In een hoek van gebouw Het Lab zit de praktijkruimte van Jeroen Wessels. Met aan twee kanten uitzicht op het terrein van Lijm & Cultuur. De zon schijnt over de Schie. “Ik was een beetje bang dat er hier veel herrie zou zijn, maar gelukkig valt het mee,” vertelt Jeroen. Er staat een imposante stoel die uitnodigt om in te relaxen. Jeroen is hypnotherapeut en helpt cliënten om onbewuste patronen te doorbreken. “Je moet het bewuste zien als een topje van de ijsberg. Je hoofd wil van alles, bijvoorbeeld stoppen met roken, maar die krijgt het maar niet voor elkaar. Dat komt omdat het onbewuste het nog niet snapt. Je onderbewuste is niet vatbaar voor logica, die heeft iets anders nodig.”
Hypnose klinkt als iets heel spannends, maar dat valt eigenlijk best mee: “Je onderbewuste wordt aangesproken door beelden, verhalen en metaforen. Zo neem ik je mee in een staat van zijn die heel erg lijkt op dagdromen, of een ‘flow’ waarin je helemaal de tijd vergeet.” Volgens Jeroen hebben mensen vaak niet eens door dat dit hypnose is. “Het brein, dat topje van de ijsberg, babbelt vaak vrolijk door. Maar ondertussen zijn we bezig om het onderbewuste aan het werk te zetten.” Om tot die diepte te kunnen doordringen gebruikt Jeroen allerlei technieken. “Wat mensen vertellen met hun brein is hun cognitie. Die weet het vaak leuk te verwoorden, maar de onderliggende patronen en gedragingen vertellen vaak wat anders. Met hypnose, visualisaties en bijvoorbeeld handgebaren krijg je contact met iemand op een heel andere manier.”

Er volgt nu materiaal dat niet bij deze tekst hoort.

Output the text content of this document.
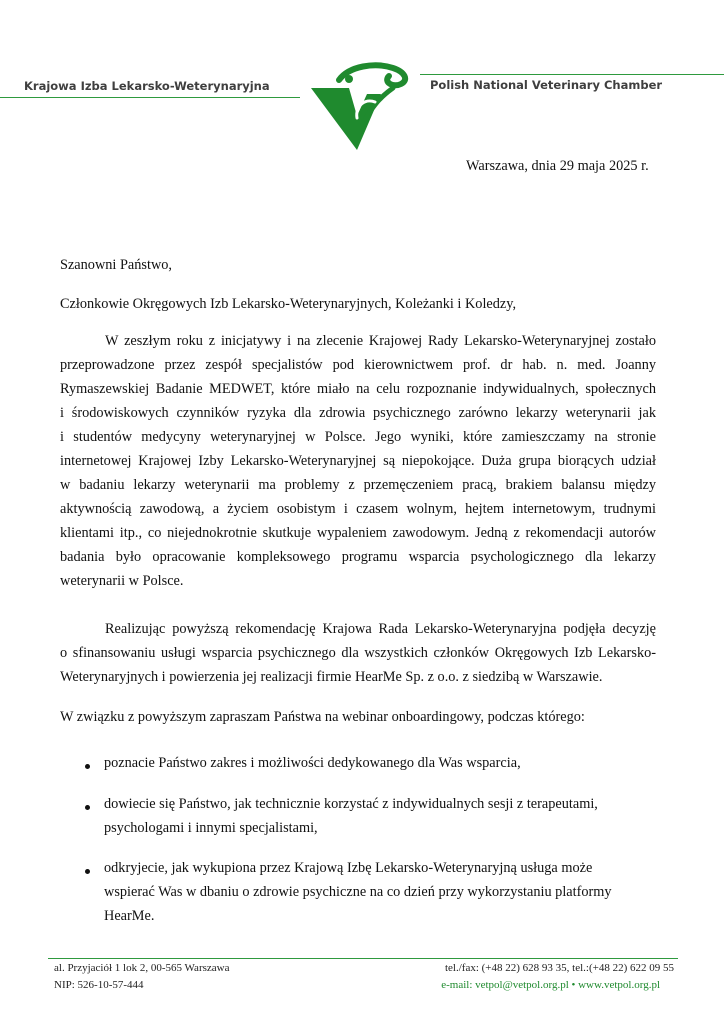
Krajowa Izba Lekarsko-Weterynaryjna	Polish National Veterinary Chamber
Warszawa, dnia 29 maja 2025 r.
Szanowni Państwo,
Członkowie Okręgowych Izb Lekarsko-Weterynaryjnych, Koleżanki i Koledzy,
W zeszłym roku z inicjatywy i na zlecenie Krajowej Rady Lekarsko-Weterynaryjnej zostało
przeprowadzone przez zespół specjalistów pod kierownictwem prof. dr hab. n. med. Joanny
Rymaszewskiej Badanie MEDWET, które miało na celu rozpoznanie indywidualnych, społecznych
i środowiskowych czynników ryzyka dla zdrowia psychicznego zarówno lekarzy weterynarii jak
i studentów medycyny weterynaryjnej w Polsce. Jego wyniki, które zamieszczamy na stronie
internetowej Krajowej Izby Lekarsko-Weterynaryjnej są niepokojące. Duża grupa biorących udział
w badaniu lekarzy weterynarii ma problemy z przemęczeniem pracą, brakiem balansu między
aktywnością zawodową, a życiem osobistym i czasem wolnym, hejtem internetowym, trudnymi
klientami itp., co niejednokrotnie skutkuje wypaleniem zawodowym. Jedną z rekomendacji autorów
badania było opracowanie kompleksowego programu wsparcia psychologicznego dla lekarzy
weterynarii w Polsce.
Realizując powyższą rekomendację Krajowa Rada Lekarsko-Weterynaryjna podjęła decyzję
o sfinansowaniu usługi wsparcia psychicznego dla wszystkich członków Okręgowych Izb Lekarsko-
Weterynaryjnych i powierzenia jej realizacji firmie HearMe Sp. z o.o. z siedzibą w Warszawie.
W związku z powyższym zapraszam Państwa na webinar onboardingowy, podczas którego:
poznacie Państwo zakres i możliwości dedykowanego dla Was wsparcia,
dowiecie się Państwo, jak technicznie korzystać z indywidualnych sesji z terapeutami,
psychologami i innymi specjalistami,
odkryjecie, jak wykupiona przez Krajową Izbę Lekarsko-Weterynaryjną usługa może
wspierać Was w dbaniu o zdrowie psychiczne na co dzień przy wykorzystaniu platformy
HearMe.
al. Przyjaciół 1 lok 2, 00-565 Warszawa
NIP: 526-10-57-444
tel./fax: (+48 22) 628 93 35, tel.:(+48 22) 622 09 55
e-mail: vetpol@vetpol.org.pl • www.vetpol.org.pl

De sessies van Jeroen kunnen best intens zijn, maar hij verkoopt geen ellenlange trajecten: “Meestal zijn we er na een sessie of twee, drie er wel uit. Je ziet snel resultaat. Ik krijg mensen in mijn praktijk die al na één keer geen sigaret meer aanraken. Ik zie mensen die gewicht willen verliezen en dat nooit lukte. Met hypnose kunnen ze zichzelf een ‘virtuele maagband’ geven. Na zo’n sessie zitten ze plotseling veel sneller vol, ook al kunnen ze het bijna niet geloven. Met hypnose spreek je het zelfhelend vermogen van het onderbewuste aan, en dat is veel krachtiger dan het bewuste, topje van de ijsberg.”